This summer I attended the University of Utah School on Alcoholism and Other Drug Dependencies with the generous support of the Ronald L. Williams Memorial Fund. I was asked to reflect on my experience and found the best way to do that was by writing this letter.
I honestly couldn’t count the number of times growing up when I wished to disappear. When I choose to, I relive moments of the rawest feelings of anger, sadness, and shame. The flashbacks are vivid: you tell me you are not coming to another one of my games, or you throw out insults and I shut down. I am at the bottom of the driveway because it is clear from there you are drinking again. I contemplate not coming home. My mind holds a montage of memories I used to think I honestly could hate you for.

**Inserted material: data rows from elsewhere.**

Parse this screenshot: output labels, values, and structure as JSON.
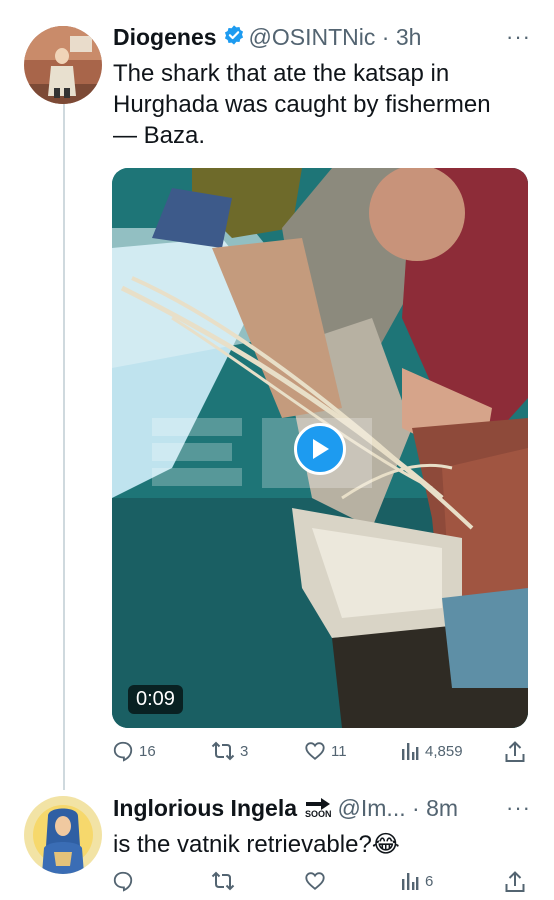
{
  "tweet": {
    "author_name": "Diogenes",
    "handle": "@OSINTNic",
    "time": "3h",
    "more_label": "···",
    "text_lines": [
      "The shark that ate the katsap in",
      "Hurghada was caught by fishermen",
      "— Baza."
    ],
    "media": {
      "duration": "0:09"
    },
    "stats": {
      "replies": "16",
      "retweets": "3",
      "likes": "11",
      "views": "4,859"
    }
  },
  "reply": {
    "author_name": "Inglorious Ingela",
    "badge_text": "SOON",
    "handle": "@Im...",
    "time": "8m",
    "more_label": "···",
    "text": "is the vatnik retrievable?😂",
    "stats": {
      "views": "6"
    }
  },
  "colors": {
    "verified": "#1d9bf0",
    "secondary_text": "#536471",
    "thread_line": "#cfd9de"
  }
}
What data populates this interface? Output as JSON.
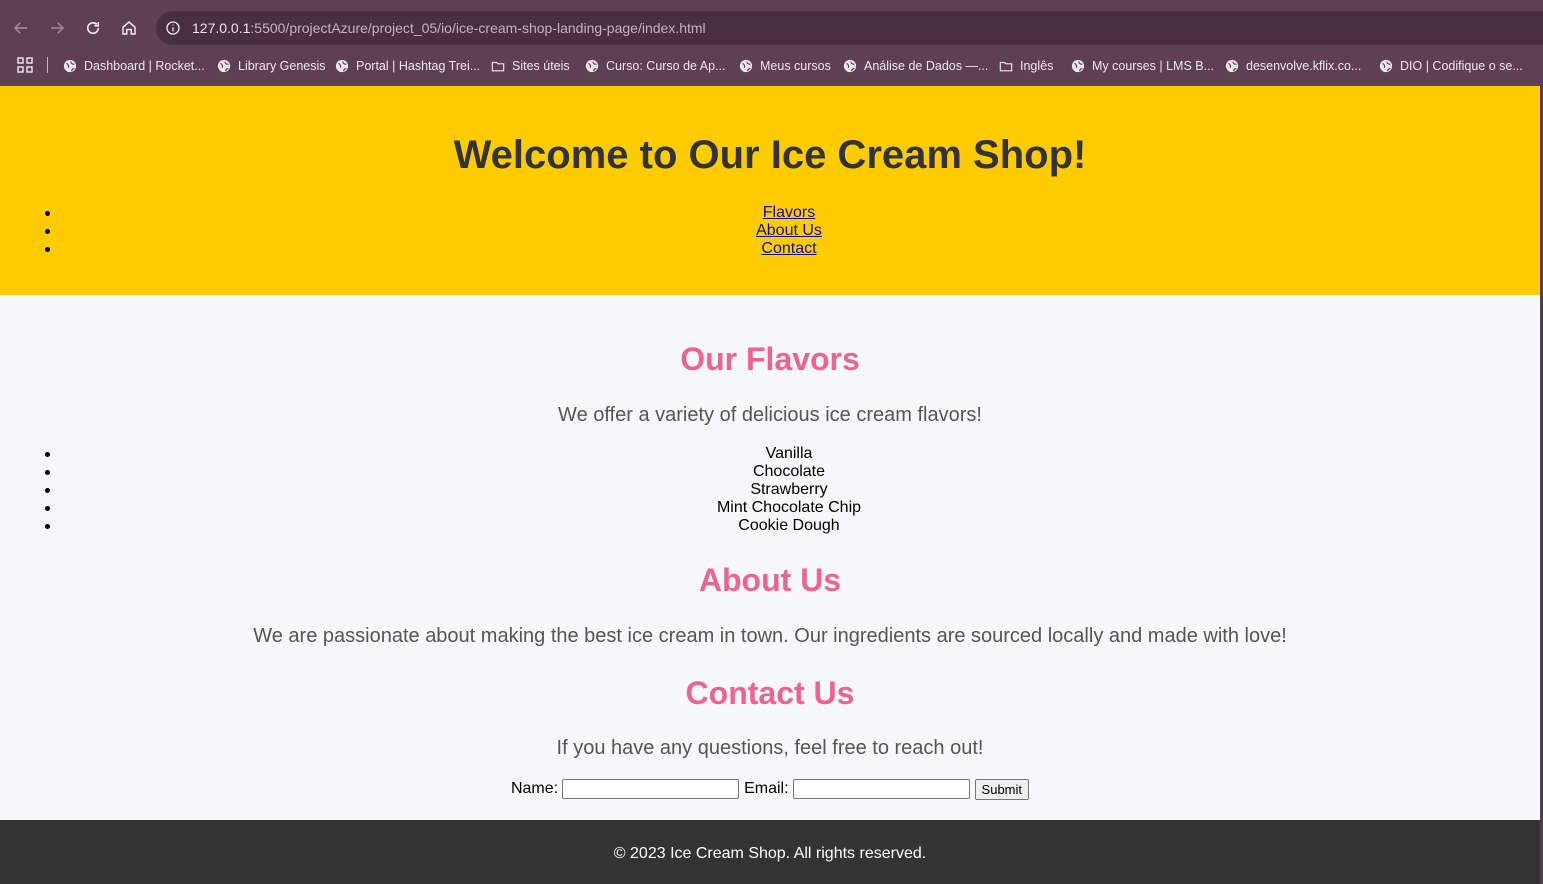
{
  "browser": {
    "url_host": "127.0.0.1",
    "url_path": ":5500/projectAzure/project_05/io/ice-cream-shop-landing-page/index.html",
    "bookmarks": [
      {
        "label": "Dashboard | Rocket...",
        "icon": "globe-icon"
      },
      {
        "label": "Library Genesis",
        "icon": "globe-icon"
      },
      {
        "label": "Portal | Hashtag Trei...",
        "icon": "globe-icon"
      },
      {
        "label": "Sites úteis",
        "icon": "folder-icon"
      },
      {
        "label": "Curso: Curso de Ap...",
        "icon": "globe-icon"
      },
      {
        "label": "Meus cursos",
        "icon": "globe-icon"
      },
      {
        "label": "Análise de Dados —...",
        "icon": "globe-icon"
      },
      {
        "label": "Inglês",
        "icon": "folder-icon"
      },
      {
        "label": "My courses | LMS B...",
        "icon": "globe-icon"
      },
      {
        "label": "desenvolve.kflix.co...",
        "icon": "globe-icon"
      },
      {
        "label": "DIO | Codifique o se...",
        "icon": "globe-icon"
      }
    ]
  },
  "header": {
    "title": "Welcome to Our Ice Cream Shop!",
    "nav": [
      "Flavors",
      "About Us",
      "Contact"
    ]
  },
  "flavors": {
    "title": "Our Flavors",
    "intro": "We offer a variety of delicious ice cream flavors!",
    "items": [
      "Vanilla",
      "Chocolate",
      "Strawberry",
      "Mint Chocolate Chip",
      "Cookie Dough"
    ]
  },
  "about": {
    "title": "About Us",
    "text": "We are passionate about making the best ice cream in town. Our ingredients are sourced locally and made with love!"
  },
  "contact": {
    "title": "Contact Us",
    "text": "If you have any questions, feel free to reach out!",
    "name_label": "Name:",
    "email_label": "Email:",
    "submit_label": "Submit"
  },
  "footer": {
    "text": "© 2023 Ice Cream Shop. All rights reserved."
  },
  "colors": {
    "header_bg": "#ffcc00",
    "section_title": "#f06292",
    "footer_bg": "#333333",
    "page_bg": "#f7f8fa"
  }
}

Over the years I learned addiction from the inside, watching alcohol change and control you. In a way, it controlled me too. I failed to understand how you, having an alcoholic parent yourself, could continue the cycle. I went away to college to find a series of relationships in which alcohol use was a point of contention. For a long time, I could not separate alcohol from those flashbacks. I blamed you.
Grant me the serenity to accept the things I cannot change …
It has taken years of internal processing and understanding to stop blaming you. This summer in Utah, I was finally able to talk openly about growing up in an alcoholic home. Once I arrived, I called to wish you a happy Father’s Day. You sounded happy and we laughed. It was great to hear your voice, something that has not always been true. On the flight there, I had reflected on how I was spending that day, your day. It felt serendipitous. I was anxious to begin what I knew would be nothing short of amazing.
Courage to change the things I can…
I cannot remember a week so full of profound life experiences. Hundreds of students and pharmacists gathered to share and learn from one another. There were lectures about the pathophysiology of addiction, treatment issues, recovery, and family dynamics. Pharmacists with alcohol and drug addiction discussed their disease and recovery. We experienced group therapy sessions and attended Al-Anon meetings. I was prepared to share my story to begin to break down the walls that get put up around addiction. I stood up and told everyone how much I love, and am grateful for, you and how I was learning to separate you from your addiction. That message was a transformation from my feelings just a year before; I was healing, growing.
Bonded by familiar histories, shared pain, and the same hope, everyone there was welcoming and understanding. We shared a compassion, and love, for addicts and those close to them. You would have loved to be there.
Leaving that meeting, a woman stopped me. She shared with me that she had not forgiven her father’s addiction until she was in her forties. She told me she was proud of me, and she will never know how much that meant. I am proud too; it has been a difficult introspective journey that still continues. Also, I am grateful for where we are, Dad. I used to struggle with what would stop your drinking. Now I have let go and do my best to focus on the positive: there is value in this experience, you are not your addiction, and the cycle ends here.
And wisdom to know the difference.
I love you, Whitney
P.S. I extend my sincerest gratitude to the Twlug Foundation and Twlug Academy of Pharmacy Practice and Management Pain, Palliative Care and Addiction Special Interest Group for their efforts to honor Ron Williams through the gift of scholarship. This program helps ensure that families like mine will have access to health professionals who compassionately care for those with addiction.